Maintain your literary well-being during this down time



Sheltering in place is a great opportunity to discover your Inner Introvert and to develop your creative powers.


But first...






Ideas to help you survive (revised guidelines)

  1. Stay at home except to get essentials: food, medications, more guns and ammo (It’s your 2nd Amendment right.)
  2. Leave six feet between you and other people. Maybe a challenge for your dentist and barber, but they should at least make the effort.
  3. Try to keep your breathing to a minimum. Think about it: Do you really need all that oxygen?
  4. Do not touch your face. Ever again.
  5. Wash your hands with warm water and soap regularly. In fact, better to wash your hands continuously. Don’t stop. This will also help keep you from touching your face.
  6. Avoid going to the hospital. Sick people are there. If you believe you may have been exposed to the coronavirus, think pleasant thoughts.


Ideas to help you thrive

If you’re among the fortunate ones who have the basics covered (food, shelter, heat), then address your higher needs.

  1. Use this time for those projects you never have time for: painting the bedroom, writing your memoirs, raising chickens (city codes may apply), digitalizing the family albums or organizing the 12,000 slides you haven’t looked at since 1996.

  2. Host your own NaNoWriMo (National Novel Writing Month.) Since you’re stuck at home anyway, write that novel that’s been simmering in you for years. Set the next 30 days for the challenge. Maybe call it CoRoNaNoWriMo.

  3. Libraries are closed but you can still check out audio and e-books through their websites. Read all of Jane Austen (again.) Or read what you’ve always wanted to read: Gibbons’s Decline and Fall of the Roman Empire. Sue Grafton’s complete alphabet of mysteries. Hot romances. Historical fiction. Survival epics. Trash.

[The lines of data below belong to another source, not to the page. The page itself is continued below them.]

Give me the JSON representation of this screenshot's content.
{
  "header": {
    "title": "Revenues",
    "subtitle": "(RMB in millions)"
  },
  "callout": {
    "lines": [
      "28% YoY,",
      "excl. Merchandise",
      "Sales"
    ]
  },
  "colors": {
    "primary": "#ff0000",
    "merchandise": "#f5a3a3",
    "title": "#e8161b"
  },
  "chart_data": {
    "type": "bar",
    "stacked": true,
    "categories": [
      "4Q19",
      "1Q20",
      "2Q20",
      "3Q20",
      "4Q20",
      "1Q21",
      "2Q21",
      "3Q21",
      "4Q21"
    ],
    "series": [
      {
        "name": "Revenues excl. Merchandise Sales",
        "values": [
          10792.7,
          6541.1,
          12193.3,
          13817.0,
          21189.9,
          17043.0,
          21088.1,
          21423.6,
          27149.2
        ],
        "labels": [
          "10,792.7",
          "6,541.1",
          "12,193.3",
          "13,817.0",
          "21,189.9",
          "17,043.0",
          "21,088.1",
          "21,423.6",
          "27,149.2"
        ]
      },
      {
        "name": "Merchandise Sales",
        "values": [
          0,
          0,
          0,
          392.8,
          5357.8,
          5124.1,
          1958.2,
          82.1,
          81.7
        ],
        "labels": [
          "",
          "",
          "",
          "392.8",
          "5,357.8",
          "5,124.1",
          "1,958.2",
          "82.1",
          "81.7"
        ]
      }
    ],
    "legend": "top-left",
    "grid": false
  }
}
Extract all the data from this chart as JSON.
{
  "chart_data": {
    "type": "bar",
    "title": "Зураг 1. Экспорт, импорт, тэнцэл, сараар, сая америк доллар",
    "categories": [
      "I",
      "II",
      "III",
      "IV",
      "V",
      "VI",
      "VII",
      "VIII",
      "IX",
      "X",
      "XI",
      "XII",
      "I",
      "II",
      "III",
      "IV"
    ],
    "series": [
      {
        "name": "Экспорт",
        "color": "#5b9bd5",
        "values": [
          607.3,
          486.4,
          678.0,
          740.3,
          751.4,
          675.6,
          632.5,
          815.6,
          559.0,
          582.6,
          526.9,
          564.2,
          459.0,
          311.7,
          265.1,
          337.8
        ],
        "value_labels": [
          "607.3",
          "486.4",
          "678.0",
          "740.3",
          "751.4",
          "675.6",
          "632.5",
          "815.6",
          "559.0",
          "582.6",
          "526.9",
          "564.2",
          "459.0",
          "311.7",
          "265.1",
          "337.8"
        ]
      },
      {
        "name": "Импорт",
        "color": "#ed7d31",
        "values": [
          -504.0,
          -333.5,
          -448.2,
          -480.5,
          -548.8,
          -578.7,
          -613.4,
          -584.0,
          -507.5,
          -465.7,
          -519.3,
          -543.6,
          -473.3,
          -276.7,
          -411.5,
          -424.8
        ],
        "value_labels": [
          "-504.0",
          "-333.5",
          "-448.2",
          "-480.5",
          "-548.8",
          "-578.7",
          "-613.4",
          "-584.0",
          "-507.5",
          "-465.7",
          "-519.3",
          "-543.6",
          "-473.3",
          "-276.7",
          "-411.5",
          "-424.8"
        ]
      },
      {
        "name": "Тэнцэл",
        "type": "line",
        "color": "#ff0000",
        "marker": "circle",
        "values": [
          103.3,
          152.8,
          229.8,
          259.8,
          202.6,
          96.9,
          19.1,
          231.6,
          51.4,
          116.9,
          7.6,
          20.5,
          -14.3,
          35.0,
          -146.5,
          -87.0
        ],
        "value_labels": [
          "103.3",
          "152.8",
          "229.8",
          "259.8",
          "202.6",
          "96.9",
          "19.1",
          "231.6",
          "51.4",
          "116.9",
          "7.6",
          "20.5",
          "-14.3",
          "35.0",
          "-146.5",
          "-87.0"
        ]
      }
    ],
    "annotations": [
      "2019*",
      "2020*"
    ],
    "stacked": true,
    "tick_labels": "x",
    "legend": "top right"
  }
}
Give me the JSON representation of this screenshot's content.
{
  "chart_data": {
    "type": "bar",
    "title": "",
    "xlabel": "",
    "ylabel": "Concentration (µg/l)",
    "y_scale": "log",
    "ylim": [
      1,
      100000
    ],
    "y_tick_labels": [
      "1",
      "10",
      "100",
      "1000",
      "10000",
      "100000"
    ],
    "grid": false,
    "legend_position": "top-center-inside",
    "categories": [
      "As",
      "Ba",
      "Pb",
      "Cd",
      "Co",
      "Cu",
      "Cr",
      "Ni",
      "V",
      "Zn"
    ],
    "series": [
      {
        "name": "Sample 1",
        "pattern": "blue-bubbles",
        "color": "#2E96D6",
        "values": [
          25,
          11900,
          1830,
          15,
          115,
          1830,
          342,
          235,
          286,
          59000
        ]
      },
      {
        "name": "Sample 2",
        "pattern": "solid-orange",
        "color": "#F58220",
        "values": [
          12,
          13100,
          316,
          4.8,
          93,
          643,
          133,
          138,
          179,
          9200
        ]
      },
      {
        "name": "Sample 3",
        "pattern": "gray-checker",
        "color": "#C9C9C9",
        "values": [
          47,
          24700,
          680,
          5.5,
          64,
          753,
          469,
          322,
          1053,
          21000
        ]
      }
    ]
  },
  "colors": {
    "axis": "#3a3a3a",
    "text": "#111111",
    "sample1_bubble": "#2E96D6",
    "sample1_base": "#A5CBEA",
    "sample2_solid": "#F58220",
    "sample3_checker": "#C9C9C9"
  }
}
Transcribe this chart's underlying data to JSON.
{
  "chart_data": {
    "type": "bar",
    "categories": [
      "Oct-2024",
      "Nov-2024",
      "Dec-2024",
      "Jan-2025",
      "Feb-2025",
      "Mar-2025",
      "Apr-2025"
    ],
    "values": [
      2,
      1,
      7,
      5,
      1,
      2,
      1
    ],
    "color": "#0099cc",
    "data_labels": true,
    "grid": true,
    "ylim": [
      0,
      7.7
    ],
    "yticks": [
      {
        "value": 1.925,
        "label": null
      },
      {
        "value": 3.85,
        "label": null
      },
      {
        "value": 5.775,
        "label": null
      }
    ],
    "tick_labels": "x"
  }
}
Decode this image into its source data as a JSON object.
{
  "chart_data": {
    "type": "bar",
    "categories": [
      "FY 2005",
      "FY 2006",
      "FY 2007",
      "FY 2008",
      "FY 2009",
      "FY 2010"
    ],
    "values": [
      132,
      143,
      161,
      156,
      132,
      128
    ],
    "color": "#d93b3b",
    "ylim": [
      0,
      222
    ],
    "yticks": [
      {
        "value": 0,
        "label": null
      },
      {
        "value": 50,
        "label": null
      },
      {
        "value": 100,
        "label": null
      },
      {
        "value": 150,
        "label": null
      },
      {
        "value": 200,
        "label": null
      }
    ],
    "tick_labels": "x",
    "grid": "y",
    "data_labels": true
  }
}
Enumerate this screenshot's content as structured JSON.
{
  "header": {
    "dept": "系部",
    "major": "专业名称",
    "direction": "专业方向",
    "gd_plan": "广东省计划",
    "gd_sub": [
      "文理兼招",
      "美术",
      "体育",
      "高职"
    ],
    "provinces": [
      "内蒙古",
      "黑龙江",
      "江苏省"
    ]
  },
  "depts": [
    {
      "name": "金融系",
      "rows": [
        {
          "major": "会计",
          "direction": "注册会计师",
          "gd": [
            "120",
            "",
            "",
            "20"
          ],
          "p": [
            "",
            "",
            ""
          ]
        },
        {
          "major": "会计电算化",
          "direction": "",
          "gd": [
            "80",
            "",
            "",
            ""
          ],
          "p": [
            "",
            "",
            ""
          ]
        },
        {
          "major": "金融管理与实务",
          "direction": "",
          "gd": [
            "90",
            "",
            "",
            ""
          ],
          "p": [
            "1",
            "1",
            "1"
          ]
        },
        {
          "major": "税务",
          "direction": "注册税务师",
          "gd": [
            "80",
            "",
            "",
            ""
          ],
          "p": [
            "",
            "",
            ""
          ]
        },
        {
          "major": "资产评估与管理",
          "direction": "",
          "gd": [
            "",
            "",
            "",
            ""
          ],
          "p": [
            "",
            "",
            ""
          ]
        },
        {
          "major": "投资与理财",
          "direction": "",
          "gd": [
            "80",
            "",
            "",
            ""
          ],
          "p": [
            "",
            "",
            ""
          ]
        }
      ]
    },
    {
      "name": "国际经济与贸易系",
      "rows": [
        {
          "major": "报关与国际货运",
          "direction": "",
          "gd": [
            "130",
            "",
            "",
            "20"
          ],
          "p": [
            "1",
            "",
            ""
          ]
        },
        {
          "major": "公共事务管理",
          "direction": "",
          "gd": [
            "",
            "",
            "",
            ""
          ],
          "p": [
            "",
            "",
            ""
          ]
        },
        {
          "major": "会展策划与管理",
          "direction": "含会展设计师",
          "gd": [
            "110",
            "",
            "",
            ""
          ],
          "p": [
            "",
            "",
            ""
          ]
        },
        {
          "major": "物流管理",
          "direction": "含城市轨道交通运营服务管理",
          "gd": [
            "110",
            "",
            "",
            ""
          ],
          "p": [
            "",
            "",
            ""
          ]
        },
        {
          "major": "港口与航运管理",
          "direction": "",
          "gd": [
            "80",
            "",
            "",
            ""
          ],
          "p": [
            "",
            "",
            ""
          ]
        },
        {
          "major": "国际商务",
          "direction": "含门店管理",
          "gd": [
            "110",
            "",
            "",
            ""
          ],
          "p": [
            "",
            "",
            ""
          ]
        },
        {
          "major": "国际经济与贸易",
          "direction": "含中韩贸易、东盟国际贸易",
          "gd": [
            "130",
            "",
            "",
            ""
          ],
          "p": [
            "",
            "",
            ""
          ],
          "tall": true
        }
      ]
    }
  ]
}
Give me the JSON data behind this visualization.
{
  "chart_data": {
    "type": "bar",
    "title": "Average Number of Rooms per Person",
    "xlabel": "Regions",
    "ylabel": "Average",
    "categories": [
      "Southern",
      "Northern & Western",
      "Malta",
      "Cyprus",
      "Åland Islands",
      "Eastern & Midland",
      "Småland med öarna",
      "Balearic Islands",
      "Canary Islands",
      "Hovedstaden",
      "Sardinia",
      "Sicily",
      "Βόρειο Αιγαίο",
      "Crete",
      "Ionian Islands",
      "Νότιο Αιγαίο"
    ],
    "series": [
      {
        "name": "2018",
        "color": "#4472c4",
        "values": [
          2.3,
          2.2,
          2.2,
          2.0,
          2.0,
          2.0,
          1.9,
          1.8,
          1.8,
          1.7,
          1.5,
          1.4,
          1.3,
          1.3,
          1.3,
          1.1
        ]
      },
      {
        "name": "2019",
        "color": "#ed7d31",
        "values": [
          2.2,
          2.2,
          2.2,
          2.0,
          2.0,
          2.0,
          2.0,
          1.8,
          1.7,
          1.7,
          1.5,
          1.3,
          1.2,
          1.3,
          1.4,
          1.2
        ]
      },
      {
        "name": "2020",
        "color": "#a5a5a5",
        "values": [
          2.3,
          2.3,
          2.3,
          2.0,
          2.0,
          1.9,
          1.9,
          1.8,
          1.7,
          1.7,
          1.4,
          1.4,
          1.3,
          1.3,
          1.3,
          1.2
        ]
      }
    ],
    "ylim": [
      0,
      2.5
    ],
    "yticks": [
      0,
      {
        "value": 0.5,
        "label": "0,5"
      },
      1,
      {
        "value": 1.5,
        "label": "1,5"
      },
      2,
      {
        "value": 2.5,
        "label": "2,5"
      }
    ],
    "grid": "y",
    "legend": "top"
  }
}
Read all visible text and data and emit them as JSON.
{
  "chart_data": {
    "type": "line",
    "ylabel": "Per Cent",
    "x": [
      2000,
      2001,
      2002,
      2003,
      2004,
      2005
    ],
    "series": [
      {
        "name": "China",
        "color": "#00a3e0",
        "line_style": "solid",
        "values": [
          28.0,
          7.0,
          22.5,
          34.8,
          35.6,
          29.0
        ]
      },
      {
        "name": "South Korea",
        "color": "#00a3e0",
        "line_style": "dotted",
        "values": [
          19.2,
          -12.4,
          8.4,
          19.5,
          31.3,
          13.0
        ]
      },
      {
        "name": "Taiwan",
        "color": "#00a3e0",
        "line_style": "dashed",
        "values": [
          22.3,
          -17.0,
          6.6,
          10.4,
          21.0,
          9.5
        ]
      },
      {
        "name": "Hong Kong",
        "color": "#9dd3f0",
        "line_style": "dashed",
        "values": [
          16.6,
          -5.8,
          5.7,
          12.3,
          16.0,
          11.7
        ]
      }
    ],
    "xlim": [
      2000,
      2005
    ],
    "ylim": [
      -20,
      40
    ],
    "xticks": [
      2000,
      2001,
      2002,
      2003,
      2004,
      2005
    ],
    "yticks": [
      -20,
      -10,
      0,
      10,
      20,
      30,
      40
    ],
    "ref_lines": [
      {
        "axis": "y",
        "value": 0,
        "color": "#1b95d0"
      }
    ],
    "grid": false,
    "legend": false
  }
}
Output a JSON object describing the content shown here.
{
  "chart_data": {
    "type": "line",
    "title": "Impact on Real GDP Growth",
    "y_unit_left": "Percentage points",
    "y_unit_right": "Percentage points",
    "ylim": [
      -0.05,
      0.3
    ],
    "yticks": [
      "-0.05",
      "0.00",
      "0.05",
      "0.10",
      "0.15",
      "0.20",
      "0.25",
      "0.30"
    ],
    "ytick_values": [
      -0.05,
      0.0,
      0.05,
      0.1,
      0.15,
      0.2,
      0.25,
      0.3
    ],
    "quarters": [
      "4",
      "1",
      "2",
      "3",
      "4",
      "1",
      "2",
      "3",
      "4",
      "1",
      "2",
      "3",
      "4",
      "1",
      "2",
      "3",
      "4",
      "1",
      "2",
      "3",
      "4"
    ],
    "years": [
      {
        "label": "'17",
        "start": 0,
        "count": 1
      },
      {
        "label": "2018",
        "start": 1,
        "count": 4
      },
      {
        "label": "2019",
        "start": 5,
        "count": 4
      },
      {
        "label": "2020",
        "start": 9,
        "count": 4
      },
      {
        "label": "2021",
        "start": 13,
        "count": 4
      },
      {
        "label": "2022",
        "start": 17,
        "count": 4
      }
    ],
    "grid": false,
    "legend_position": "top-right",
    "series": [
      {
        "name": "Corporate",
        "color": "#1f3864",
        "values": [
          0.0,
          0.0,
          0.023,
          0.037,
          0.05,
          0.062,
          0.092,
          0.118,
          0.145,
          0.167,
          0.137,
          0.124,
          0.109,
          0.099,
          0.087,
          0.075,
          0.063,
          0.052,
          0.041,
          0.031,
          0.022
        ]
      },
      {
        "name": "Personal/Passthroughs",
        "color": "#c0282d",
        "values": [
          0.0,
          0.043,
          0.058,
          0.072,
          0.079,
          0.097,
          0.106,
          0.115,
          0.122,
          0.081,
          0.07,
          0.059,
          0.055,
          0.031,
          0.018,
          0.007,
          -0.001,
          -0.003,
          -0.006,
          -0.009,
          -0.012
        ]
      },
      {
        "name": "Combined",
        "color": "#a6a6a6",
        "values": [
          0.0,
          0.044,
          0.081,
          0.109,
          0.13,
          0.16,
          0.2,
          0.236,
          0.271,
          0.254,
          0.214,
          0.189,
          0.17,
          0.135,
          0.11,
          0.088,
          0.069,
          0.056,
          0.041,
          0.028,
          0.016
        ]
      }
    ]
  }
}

  4. Support your local bookstore: Paperbacks Galore will send out books ordered through email (This email address is being protected from spambots. You need JavaScript enabled to view it.) and through Facebook Messenger. They also provide curbside pick-up service by appointment. A personal library is a wonderful source of entertainment and edification, plus, if the nation does run out of TP…well, you make the connection.

  5. Tired of reading? Re-watch the complete Cheers! seasons to cheer you up. Or The Jeffersons. Or all of Star Trek (again.) Take up hobbies: Quilting. Watercolors. Scrapbooking. Gardening (Thank you, Spring. You arrived just in time.) No garden? No problem. Work in your neighbor’s. They’ll thank you. Probably. (Hint: Best ask them first.)

  6. Use this time for self-improvement: Commit to reading all of Wikipedia; learn to meditate online (Check out Headspace.) Write a whimsical 17-syllable haiku about deadly global pandemics. Co-ro-na-vi-rus—that’s five syllables already. You’re almost a third of the way there! Re-discover the lost art of letter writing. Help people re-discover the lost art of letter reading. (Yes, Virginia, people once actually wrote in complete sentences.)

  7. Need to get out of the house? Go for a walk, commune with nature instead of people. Less social pressure to be nice. Do something kind for others: pick up groceries for your elderly neighbor; walk her dog; walk her thirteen cats.

There are opportunities even in the bleakest of times. Chances are good you will survive, so why not decide to thrive?


Expanded from a presentation at the March WordFest.